There are also a couple of featurettes, including an 18-minute making-of featuring interviews with Chabrol, Huppert, Bonnaire, and Bisset. The actors talk about the experience of working with Chabrol while Chabrol discusses the film’s subject matter, all cut with behind-the-scenes footage. It has the feel of something made for DVD but is above average. Better is the 22-minute television special Isabelle Huppert and Claude Chabrol: Crosses Portraits, filmed in 1998 and featuring the two talking about their collaborations together, which includes this film, The Swindle, and Madame Bovary, just for starters, and of her Chabrol says that she “impacts greatness” to mediocre greatness. It’s a charming and fun retrospective with the two.
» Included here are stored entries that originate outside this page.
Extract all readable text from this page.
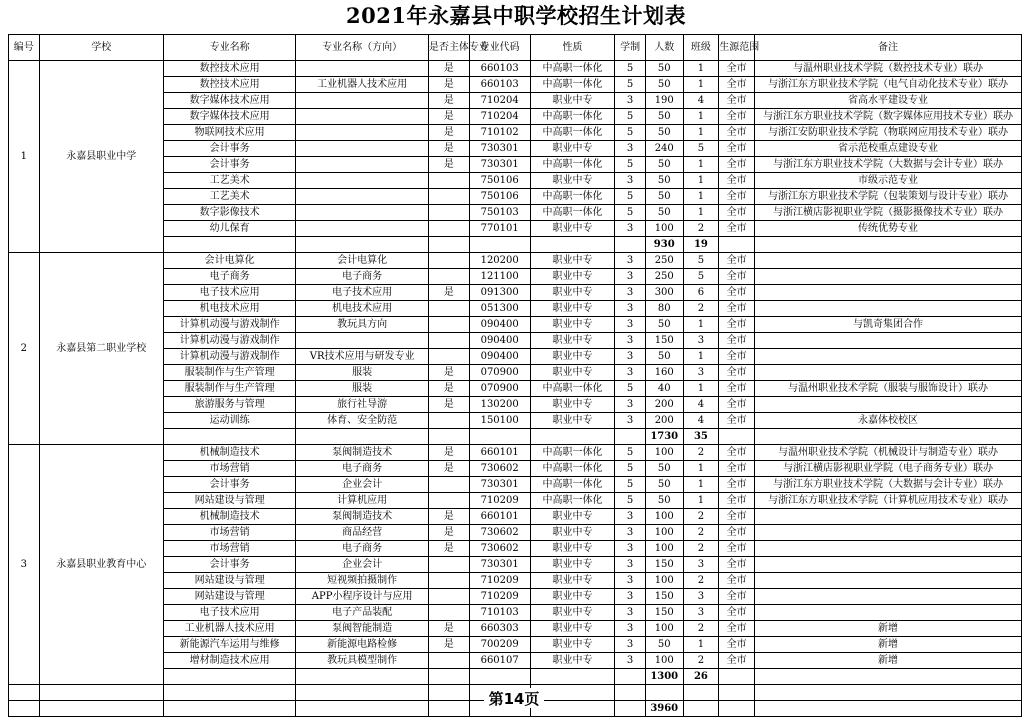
2021年永嘉县中职学校招生计划表
编号	学校	专业名称	专业名称（方向）	是否主体专业	专业代码	性质	学制	人数	班级	生源范围	备注
1	永嘉县职业中学	数控技术应用		是	660103	中高职一体化	5	50	1	全市	与温州职业技术学院（数控技术专业）联办
		数控技术应用	工业机器人技术应用	是	660103	中高职一体化	5	50	1	全市	与浙江东方职业技术学院（电气自动化技术专业）联办
		数字媒体技术应用		是	710204	职业中专	3	190	4	全市	省高水平建设专业
		数字媒体技术应用		是	710204	中高职一体化	5	50	1	全市	与浙江东方职业技术学院（数字媒体应用技术专业）联办
		物联网技术应用		是	710102	中高职一体化	5	50	1	全市	与浙江安防职业技术学院（物联网应用技术专业）联办
		会计事务		是	730301	职业中专	3	240	5	全市	省示范校重点建设专业
		会计事务		是	730301	中高职一体化	5	50	1	全市	与浙江东方职业技术学院（大数据与会计专业）联办
		工艺美术			750106	职业中专	3	50	1	全市	市级示范专业
		工艺美术			750106	中高职一体化	5	50	1	全市	与浙江东方职业技术学院（包装策划与设计专业）联办
		数字影像技术			750103	中高职一体化	5	50	1	全市	与浙江横店影视职业学院（摄影摄像技术专业）联办
		幼儿保育			770101	职业中专	3	100	2	全市	传统优势专业
								930	19		
2	永嘉县第二职业学校	会计电算化	会计电算化		120200	职业中专	3	250	5	全市	
		电子商务	电子商务		121100	职业中专	3	250	5	全市	
		电子技术应用	电子技术应用	是	091300	职业中专	3	300	6	全市	
		机电技术应用	机电技术应用		051300	职业中专	3	80	2	全市	
		计算机动漫与游戏制作	教玩具方向		090400	职业中专	3	50	1	全市	与凯奇集团合作
		计算机动漫与游戏制作			090400	职业中专	3	150	3	全市	
		计算机动漫与游戏制作	VR技术应用与研发专业		090400	职业中专	3	50	1	全市	
		服装制作与生产管理	服装	是	070900	职业中专	3	160	3	全市	
		服装制作与生产管理	服装	是	070900	中高职一体化	5	40	1	全市	与温州职业技术学院（服装与服饰设计）联办
		旅游服务与管理	旅行社导游	是	130200	职业中专	3	200	4	全市	
		运动训练	体育、安全防范		150100	职业中专	3	200	4	全市	永嘉体校校区
								1730	35		
3	永嘉县职业教育中心	机械制造技术	泵阀制造技术	是	660101	中高职一体化	5	100	2	全市	与温州职业技术学院（机械设计与制造专业）联办
		市场营销	电子商务	是	730602	中高职一体化	5	50	1	全市	与浙江横店影视职业学院（电子商务专业）联办
		会计事务	企业会计		730301	中高职一体化	5	50	1	全市	与浙江东方职业技术学院（大数据与会计专业）联办
		网站建设与管理	计算机应用		710209	中高职一体化	5	50	1	全市	与浙江东方职业技术学院（计算机应用技术专业）联办
		机械制造技术	泵阀制造技术	是	660101	职业中专	3	100	2	全市	
		市场营销	商品经营	是	730602	职业中专	3	100	2	全市	
		市场营销	电子商务	是	730602	职业中专	3	100	2	全市	
		会计事务	企业会计		730301	职业中专	3	150	3	全市	
		网站建设与管理	短视频拍摄制作		710209	职业中专	3	100	2	全市	
		网站建设与管理	APP小程序设计与应用		710209	职业中专	3	150	3	全市	
		电子技术应用	电子产品装配		710103	职业中专	3	150	3	全市	
		工业机器人技术应用	泵阀智能制造	是	660303	职业中专	3	100	2	全市	新增
		新能源汽车运用与维修	新能源电路检修	是	700209	职业中专	3	50	1	全市	新增
		增材制造技术应用	教玩具模型制作		660107	职业中专	3	100	2	全市	新增
								1300	26		

								3960			
第14页
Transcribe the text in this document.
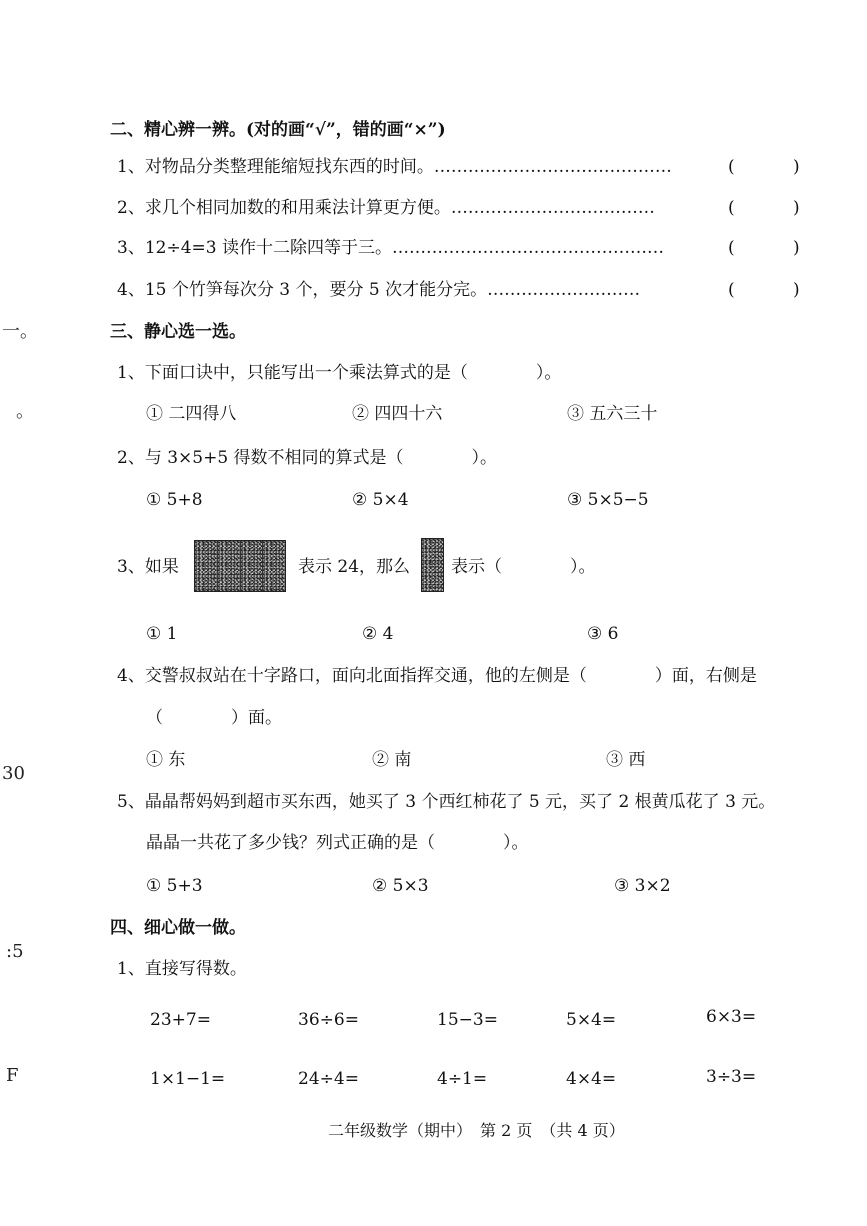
一。
。
30
:5
F
二、精心辨一辨。(对的画“√”，错的画“×”)
1、对物品分类整理能缩短找东西的时间。……………………………………	(	)
2、求几个相同加数的和用乘法计算更方便。………………………………	(	)
3、12÷4=3 读作十二除四等于三。…………………………………………	(	)
4、15 个竹笋每次分 3 个，要分 5 次才能分完。………………………	(	)
三、静心选一选。
1、下面口诀中，只能写出一个乘法算式的是（　　　　）。
① 二四得八	② 四四十六	③ 五六三十
2、与 3×5+5 得数不相同的算式是（　　　　）。
① 5+8	② 5×4	③ 5×5−5
3、如果	表示 24，那么 表示（　　　　）。
① 1	② 4	③ 6
4、交警叔叔站在十字路口，面向北面指挥交通，他的左侧是（　　　　）面，右侧是
（　　　　）面。
① 东	② 南	③ 西
5、晶晶帮妈妈到超市买东西，她买了 3 个西红柿花了 5 元，买了 2 根黄瓜花了 3 元。
晶晶一共花了多少钱？列式正确的是（　　　　）。
① 5+3	② 5×3	③ 3×2
四、细心做一做。
1、直接写得数。
23+7=	36÷6=	15−3=	5×4=	6×3=
1×1−1=	24÷4=	4÷1=	4×4=	3÷3=
二年级数学（期中）　第 2 页　（共 4 页）
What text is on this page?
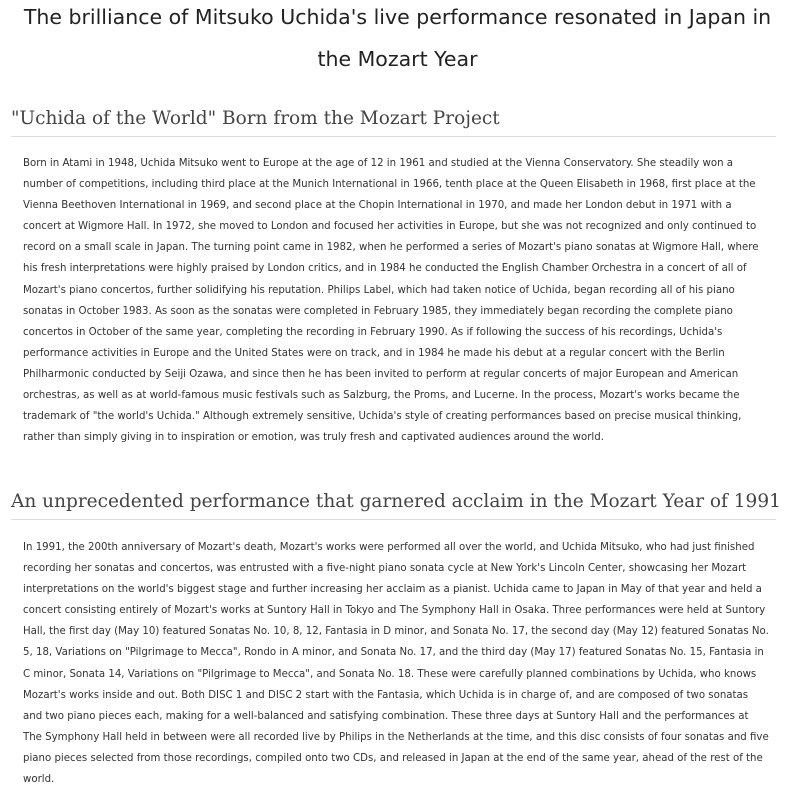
The brilliance of Mitsuko Uchida's live performance resonated in Japan in the Mozart Year
"Uchida of the World" Born from the Mozart Project

Born in Atami in 1948, Uchida Mitsuko went to Europe at the age of 12 in 1961 and studied at the Vienna Conservatory. She steadily won a number of competitions, including third place at the Munich International in 1966, tenth place at the Queen Elisabeth in 1968, first place at the Vienna Beethoven International in 1969, and second place at the Chopin International in 1970, and made her London debut in 1971 with a concert at Wigmore Hall. In 1972, she moved to London and focused her activities in Europe, but she was not recognized and only continued to record on a small scale in Japan. The turning point came in 1982, when he performed a series of Mozart's piano sonatas at Wigmore Hall, where his fresh interpretations were highly praised by London critics, and in 1984 he conducted the English Chamber Orchestra in a concert of all of Mozart's piano concertos, further solidifying his reputation. Philips Label, which had taken notice of Uchida, began recording all of his piano sonatas in October 1983. As soon as the sonatas were completed in February 1985, they immediately began recording the complete piano concertos in October of the same year, completing the recording in February 1990. As if following the success of his recordings, Uchida's performance activities in Europe and the United States were on track, and in 1984 he made his debut at a regular concert with the Berlin Philharmonic conducted by Seiji Ozawa, and since then he has been invited to perform at regular concerts of major European and American orchestras, as well as at world-famous music festivals such as Salzburg, the Proms, and Lucerne. In the process, Mozart's works became the trademark of "the world's Uchida." Although extremely sensitive, Uchida's style of creating performances based on precise musical thinking, rather than simply giving in to inspiration or emotion, was truly fresh and captivated audiences around the world.

An unprecedented performance that garnered acclaim in the Mozart Year of 1991

In 1991, the 200th anniversary of Mozart's death, Mozart's works were performed all over the world, and Uchida Mitsuko, who had just finished recording her sonatas and concertos, was entrusted with a five-night piano sonata cycle at New York's Lincoln Center, showcasing her Mozart interpretations on the world's biggest stage and further increasing her acclaim as a pianist. Uchida came to Japan in May of that year and held a concert consisting entirely of Mozart's works at Suntory Hall in Tokyo and The Symphony Hall in Osaka. Three performances were held at Suntory Hall, the first day (May 10) featured Sonatas No. 10, 8, 12, Fantasia in D minor, and Sonata No. 17, the second day (May 12) featured Sonatas No. 5, 18, Variations on "Pilgrimage to Mecca", Rondo in A minor, and Sonata No. 17, and the third day (May 17) featured Sonatas No. 15, Fantasia in C minor, Sonata 14, Variations on "Pilgrimage to Mecca", and Sonata No. 18. These were carefully planned combinations by Uchida, who knows Mozart's works inside and out. Both DISC 1 and DISC 2 start with the Fantasia, which Uchida is in charge of, and are composed of two sonatas and two piano pieces each, making for a well-balanced and satisfying combination. These three days at Suntory Hall and the performances at The Symphony Hall held in between were all recorded live by Philips in the Netherlands at the time, and this disc consists of four sonatas and five piano pieces selected from those recordings, compiled onto two CDs, and released in Japan at the end of the same year, ahead of the rest of the world.
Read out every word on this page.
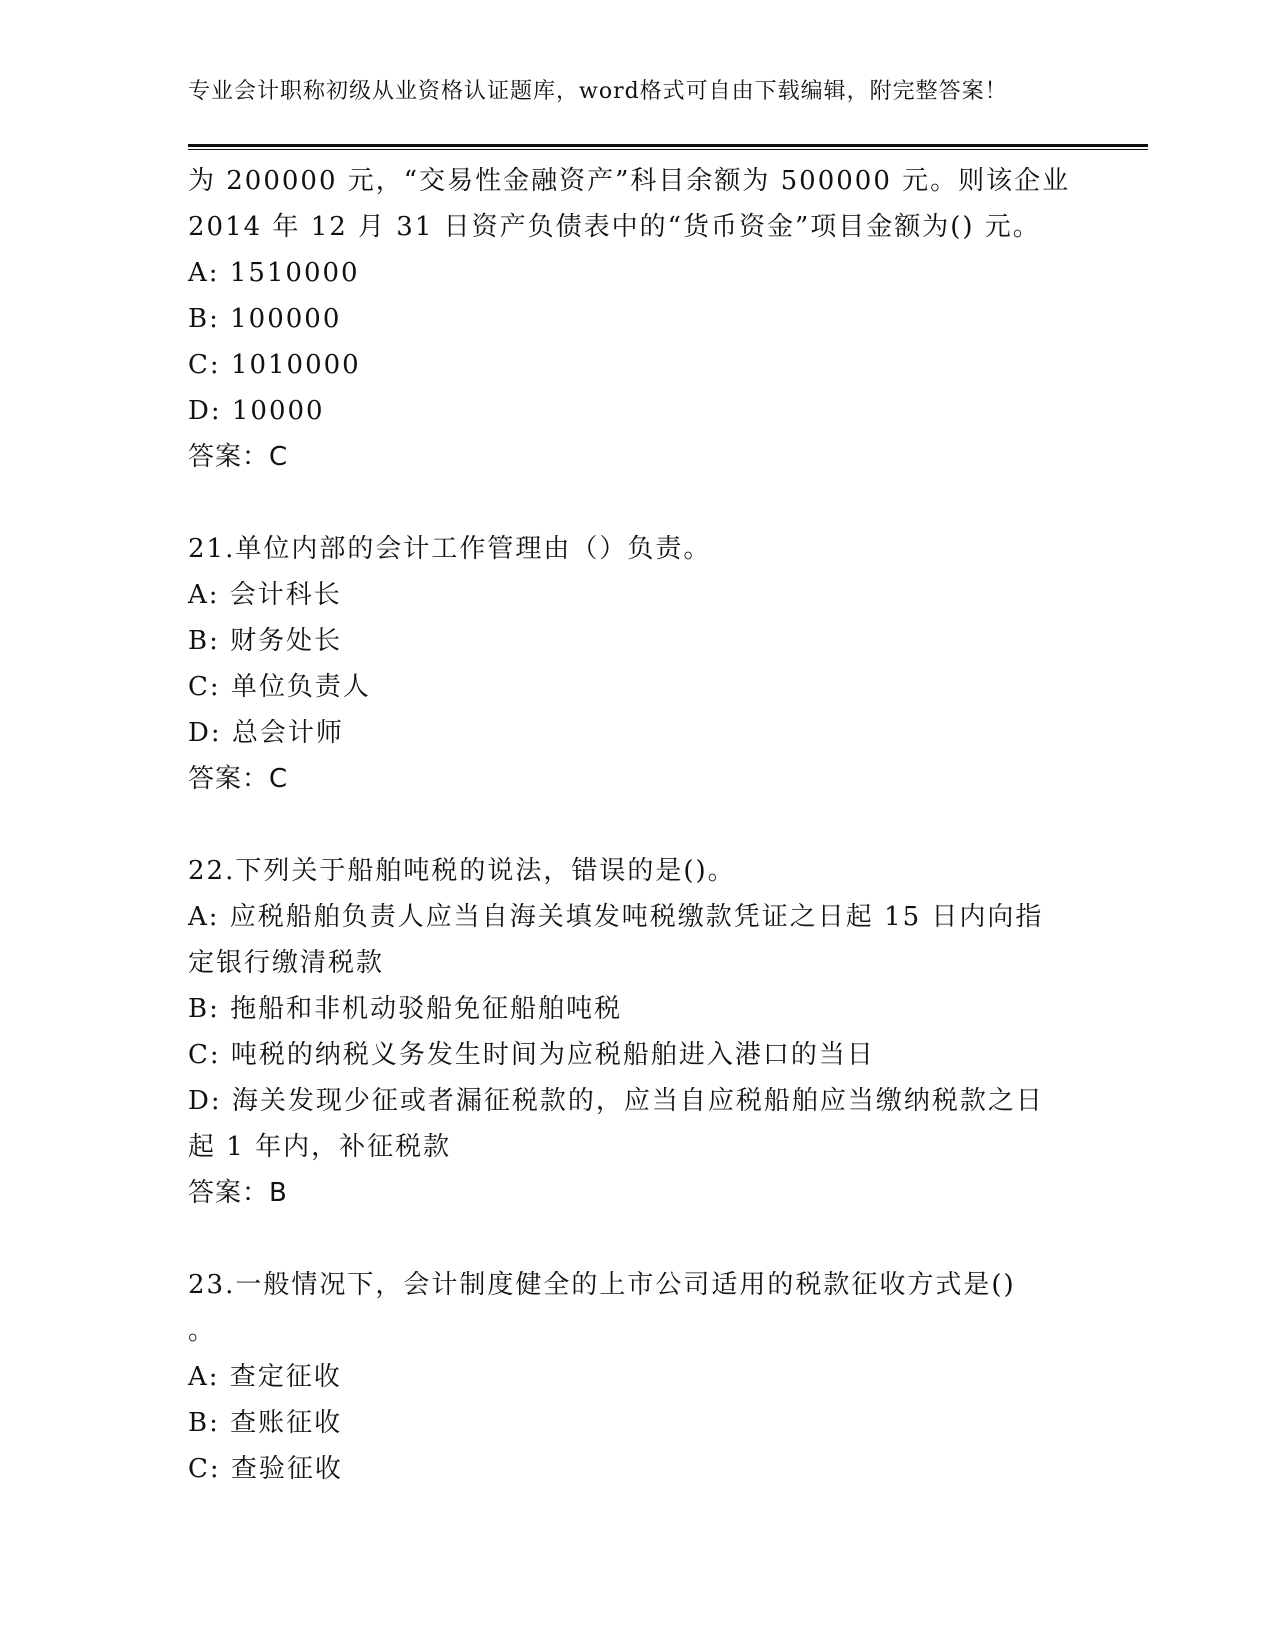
专业会计职称初级从业资格认证题库，word格式可自由下载编辑，附完整答案！
为 200000 元，“交易性金融资产”科目余额为 500000 元。则该企业
2014 年 12 月 31 日资产负债表中的“货币资金”项目金额为() 元。
A: 1510000
B: 100000
C: 1010000
D: 10000
答案：C
21.单位内部的会计工作管理由（）负责。
A: 会计科长
B: 财务处长
C: 单位负责人
D: 总会计师
答案：C
22.下列关于船舶吨税的说法，错误的是()。
A: 应税船舶负责人应当自海关填发吨税缴款凭证之日起 15 日内向指
定银行缴清税款
B: 拖船和非机动驳船免征船舶吨税
C: 吨税的纳税义务发生时间为应税船舶进入港口的当日
D: 海关发现少征或者漏征税款的，应当自应税船舶应当缴纳税款之日
起 1 年内，补征税款
答案：B
23.一般情况下，会计制度健全的上市公司适用的税款征收方式是()
。
A: 查定征收
B: 查账征收
C: 查验征收
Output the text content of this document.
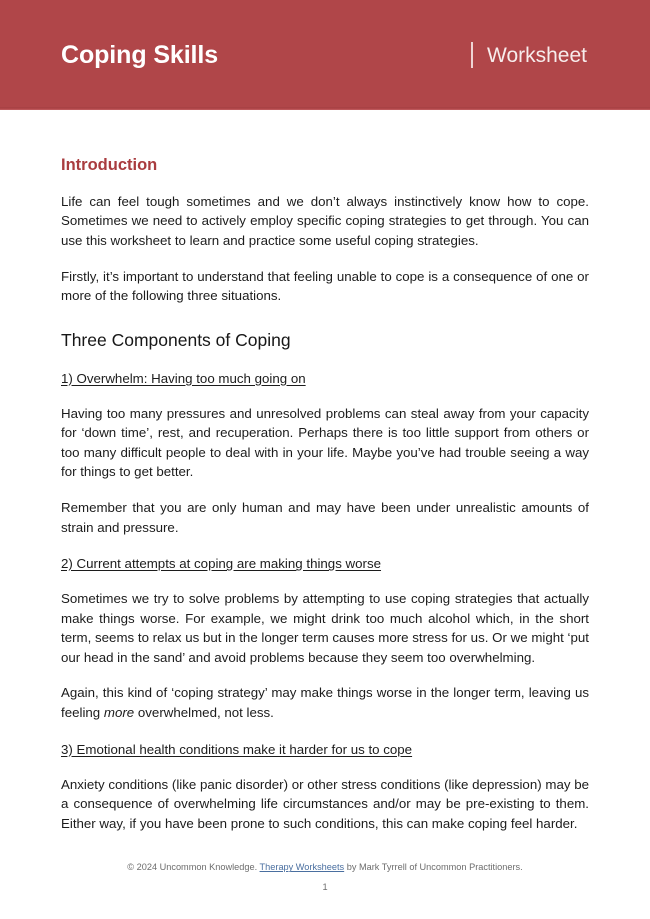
Coping Skills	Worksheet
Introduction

Life can feel tough sometimes and we don’t always instinctively know how to cope. Sometimes we need to actively employ specific coping strategies to get through. You can use this worksheet to learn and practice some useful coping strategies.

Firstly, it’s important to understand that feeling unable to cope is a consequence of one or more of the following three situations.

Three Components of Coping
1) Overwhelm: Having too much going on

Having too many pressures and unresolved problems can steal away from your capacity for ‘down time’, rest, and recuperation. Perhaps there is too little support from others or too many difficult people to deal with in your life. Maybe you’ve had trouble seeing a way for things to get better.

Remember that you are only human and may have been under unrealistic amounts of strain and pressure.

2) Current attempts at coping are making things worse

Sometimes we try to solve problems by attempting to use coping strategies that actually make things worse. For example, we might drink too much alcohol which, in the short term, seems to relax us but in the longer term causes more stress for us. Or we might ‘put our head in the sand’ and avoid problems because they seem too overwhelming.

Again, this kind of ‘coping strategy’ may make things worse in the longer term, leaving us feeling more overwhelmed, not less.

3) Emotional health conditions make it harder for us to cope

Anxiety conditions (like panic disorder) or other stress conditions (like depression) may be a consequence of overwhelming life circumstances and/or may be pre-existing to them. Either way, if you have been prone to such conditions, this can make coping feel harder.

© 2024 Uncommon Knowledge. Therapy Worksheets by Mark Tyrrell of Uncommon Practitioners.
1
The disc then ports over two interviews, one with 2020 with Saheffndrine Bonnaire and another with screenwriter (and psychotherapist!) Caroline Eliacheff. Both are exceptionally insightful of the film and its characters, with Bonnaire talking about the planning behind her character, right down to her bangs, which Bonnaire based on Dorothée, a French singer and TV personality. Eliacheff focuses on the true crime element of the film since the story is based on an amalgamation of true events, including the Papin sisters. She also expresses how the crimes that “go down in history” are the ones that feel representative of the time. They run for 13 minutes and 9 minutes, respectively.
The disc then closes with the film’s trailer (looking to be taken from a DVD), and the included insert features an essay by Sarah Weinman, who likens the stories to crime novels like those written by Patricia Highsmith.
Arrow would have included a commentary, I’m sure (with a 50/50 chance that it would have been any good). However, Criterion has still assembled fine material exploring the film’s themes and Chabrols’ technical expertise behind the camera.
It could benefit from more academic material, but the film (finally) receives a solid release in North America.